Methods: 41 hips in 38 patients underwent an acetabular revision with a bilobed, cementless acetabular component. These cases are a subset of 414 acetabular revisions performed during the same time frame. One patient was lost to follow-up and one died during the study period. Two patients who could not return for radiographic evaluation completed questionnaires. The remaining 34 patients (37 hips) were evaluated radiographically and clinically and had an average follow-up of 41 months (range, 24 to 66 months).
Results: Radiographic analysis showed an improvement in the average vertical displacement of the hip center. At the latest follow-up examination, 28 of 37 cups (76 per cent) were stable; three (8 per cent) that were probably unstable had a change in screw position but no definite cup migration; and six (16 per cent) were unstable. Eight of the nine loose or probably loose components occurred in patients with cephalad component migration greater than two centimeters and disruption of Kohlerís line on preoperative radiographs. Additionally, cases were more likely to fail when the inferior aspect of the component did not extend to or below the interteardrop line (undersized component).

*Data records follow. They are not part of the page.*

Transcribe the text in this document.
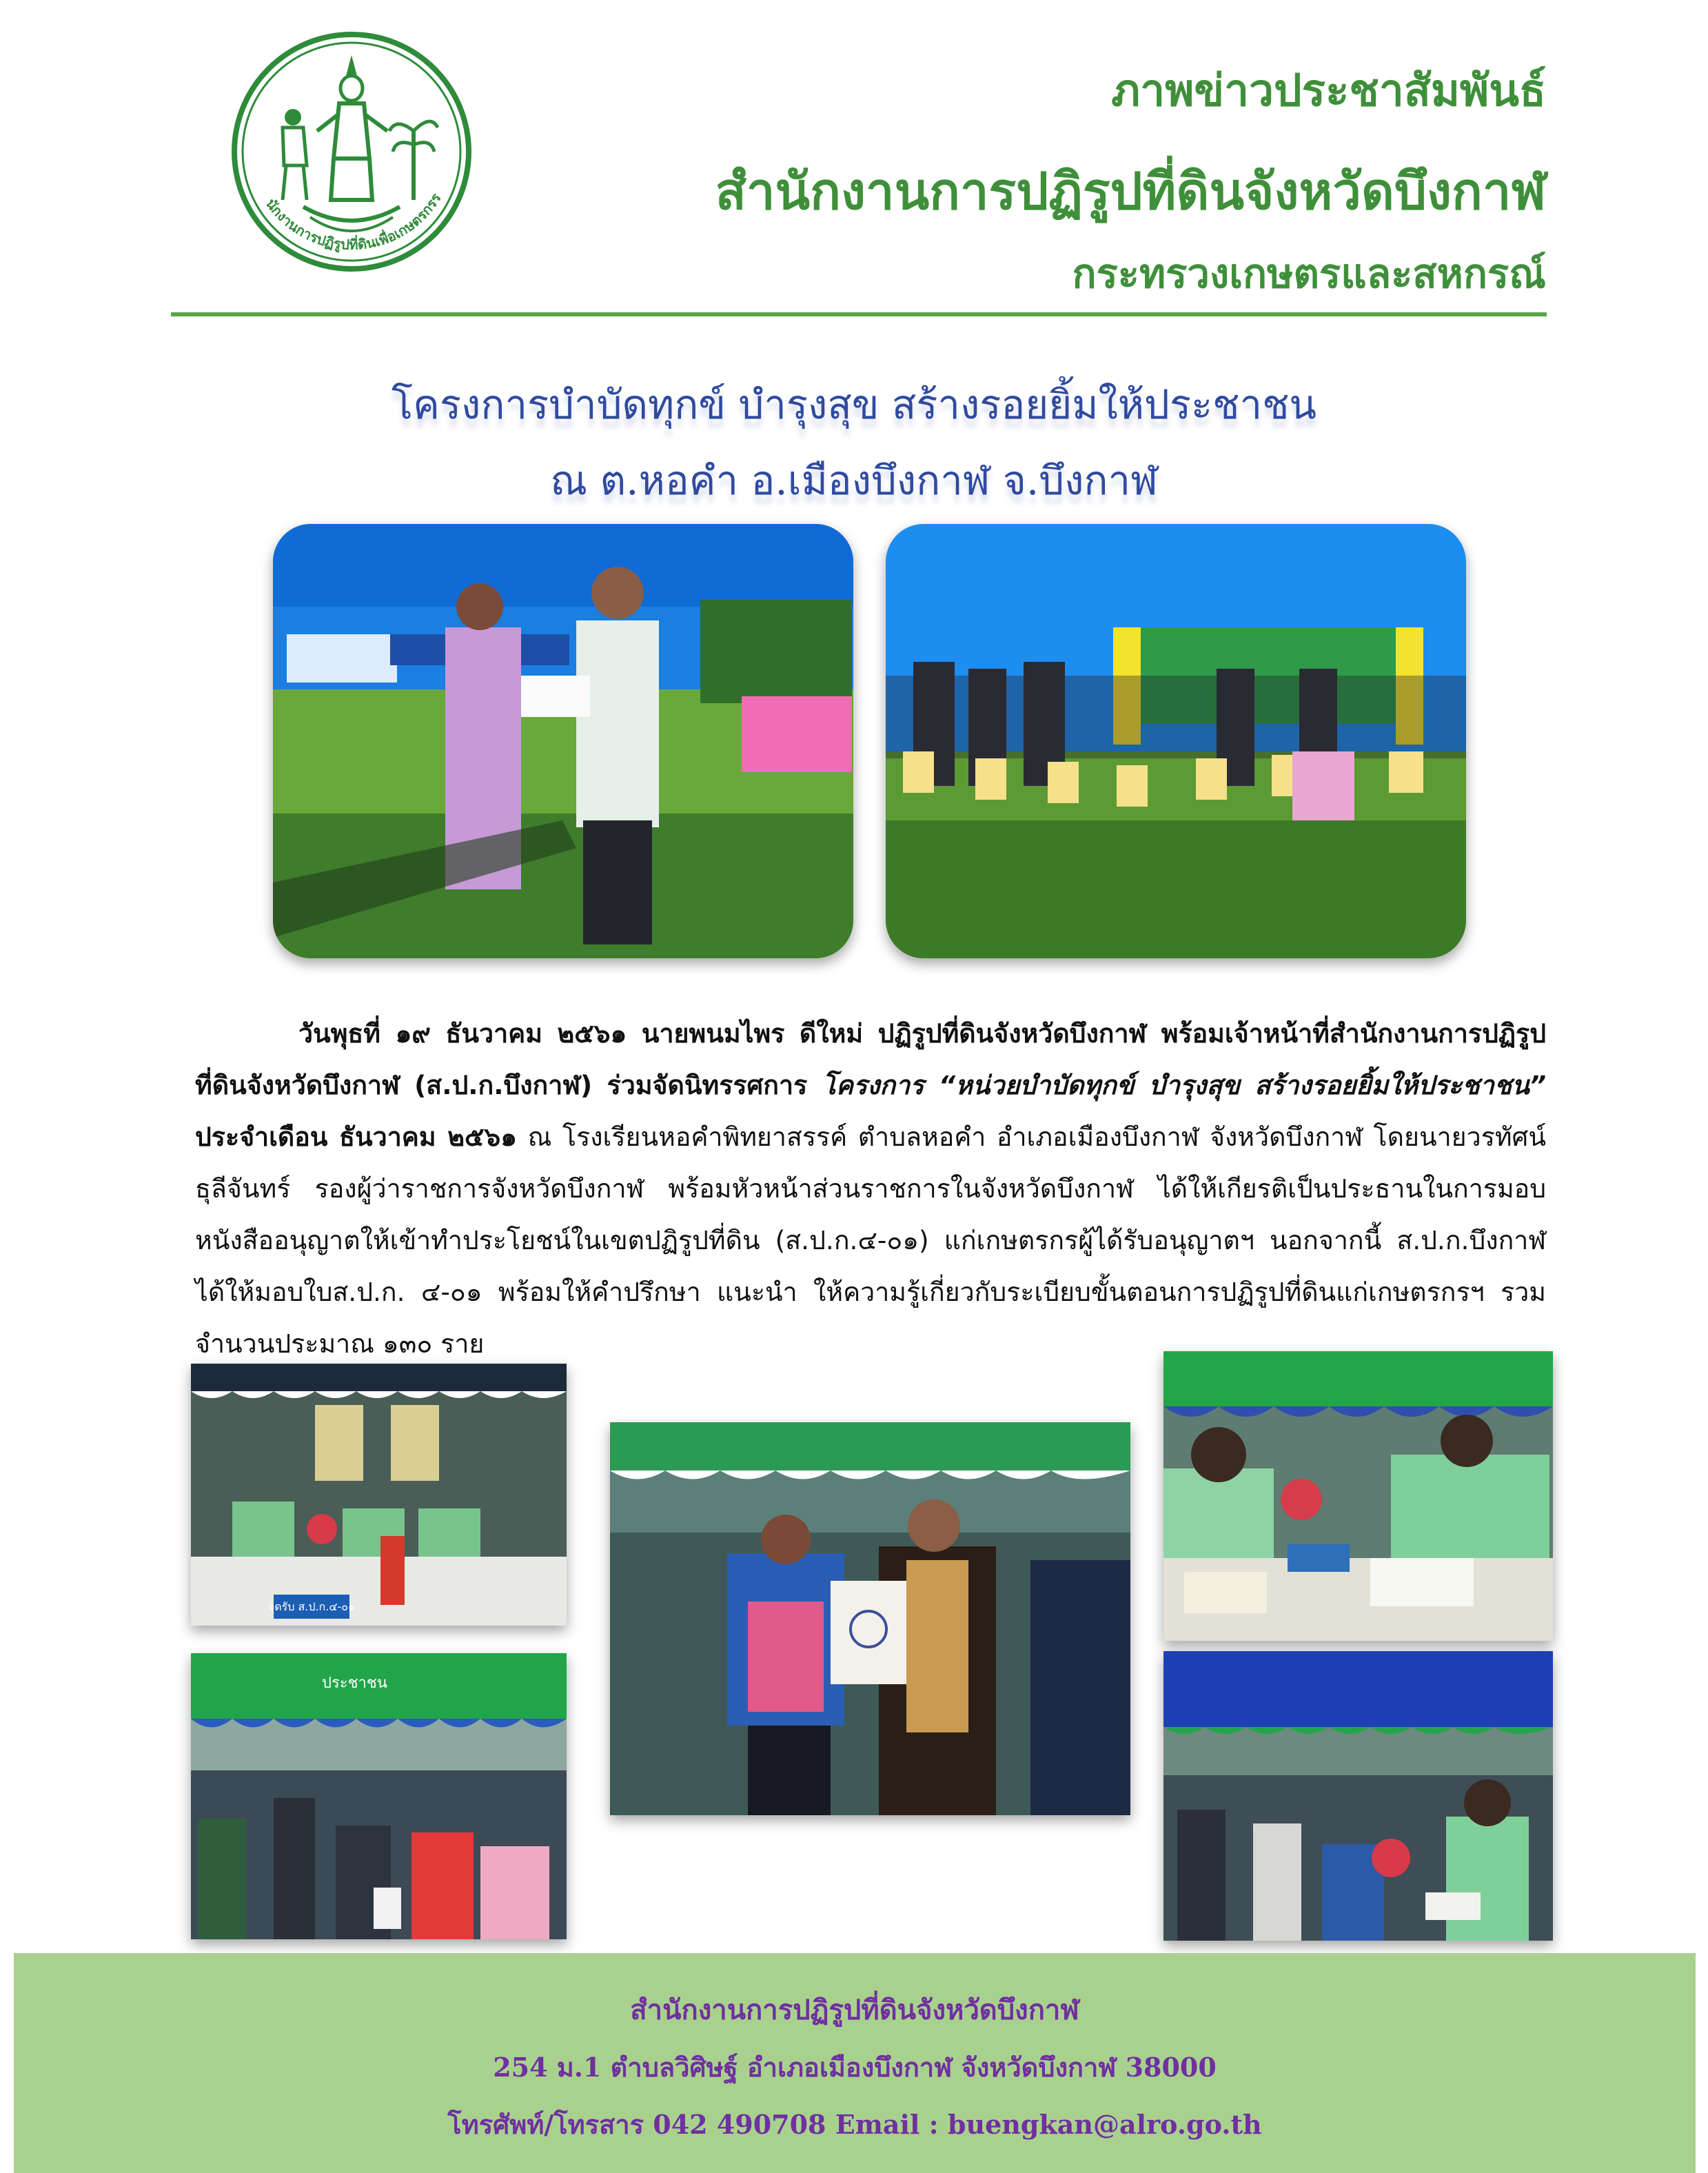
นักงานการปฏิรูปที่ดินเพื่อเกษตรกรร
ภาพข่าวประชาสัมพันธ์
สำนักงานการปฏิรูปที่ดินจังหวัดบึงกาฬ
กระทรวงเกษตรและสหกรณ์
โครงการบำบัดทุกข์ บำรุงสุข สร้างรอยยิ้มให้ประชาชน
ณ ต.หอคำ อ.เมืองบึงกาฬ จ.บึงกาฬ

วันพุธที่ ๑๙ ธันวาคม ๒๕๖๑ นายพนมไพร ดีใหม่ ปฏิรูปที่ดินจังหวัดบึงกาฬ พร้อมเจ้าหน้าที่สำนักงานการปฏิรูปที่ดินจังหวัดบึงกาฬ (ส.ป.ก.บึงกาฬ) ร่วมจัดนิทรรศการ โครงการ “หน่วยบำบัดทุกข์ บำรุงสุข สร้างรอยยิ้มให้ประชาชน” ประจำเดือน ธันวาคม ๒๕๖๑ ณ โรงเรียนหอคำพิทยาสรรค์ ตำบลหอคำ อำเภอเมืองบึงกาฬ จังหวัดบึงกาฬ โดยนายวรทัศน์ ธุลีจันทร์ รองผู้ว่าราชการจังหวัดบึงกาฬ พร้อมหัวหน้าส่วนราชการในจังหวัดบึงกาฬ ได้ให้เกียรติเป็นประธานในการมอบหนังสืออนุญาตให้เข้าทำประโยชน์ในเขตปฏิรูปที่ดิน (ส.ป.ก.๔-๐๑) แก่เกษตรกรผู้ได้รับอนุญาตฯ นอกจากนี้ ส.ป.ก.บึงกาฬ ได้ให้มอบใบส.ป.ก. ๔-๐๑ พร้อมให้คำปรึกษา แนะนำ ให้ความรู้เกี่ยวกับระเบียบขั้นตอนการปฏิรูปที่ดินแก่เกษตรกรฯ รวมจำนวนประมาณ ๑๓๐ ราย

จุดรับ ส.ป.ก.๔-๐๑
ประชาชน
สำนักงานการปฏิรูปที่ดินจังหวัดบึงกาฬ
254 ม.1 ตำบลวิศิษฐ์ อำเภอเมืองบึงกาฬ จังหวัดบึงกาฬ 38000
โทรศัพท์/โทรสาร 042 490708 Email : buengkan@alro.go.th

Conclusions: Based on our early 24% probably or definitely loose rate and the technical difficulties involved, the authors do not recommend the routine use of this component. The only indications for the procedure are acetabular defects in which a porous-coated hemisphere cannot be secured or in which the surgeon desires to correct an elevated hip center. In these cases there must be less than two centimeters of cephalad acetabular component migration or an intact medial wall in cases with greater than two centimeters of cephalad migration. Alternative reconstruction techniques, such as allograft with or without an acetabular cage, are an option for these same cases.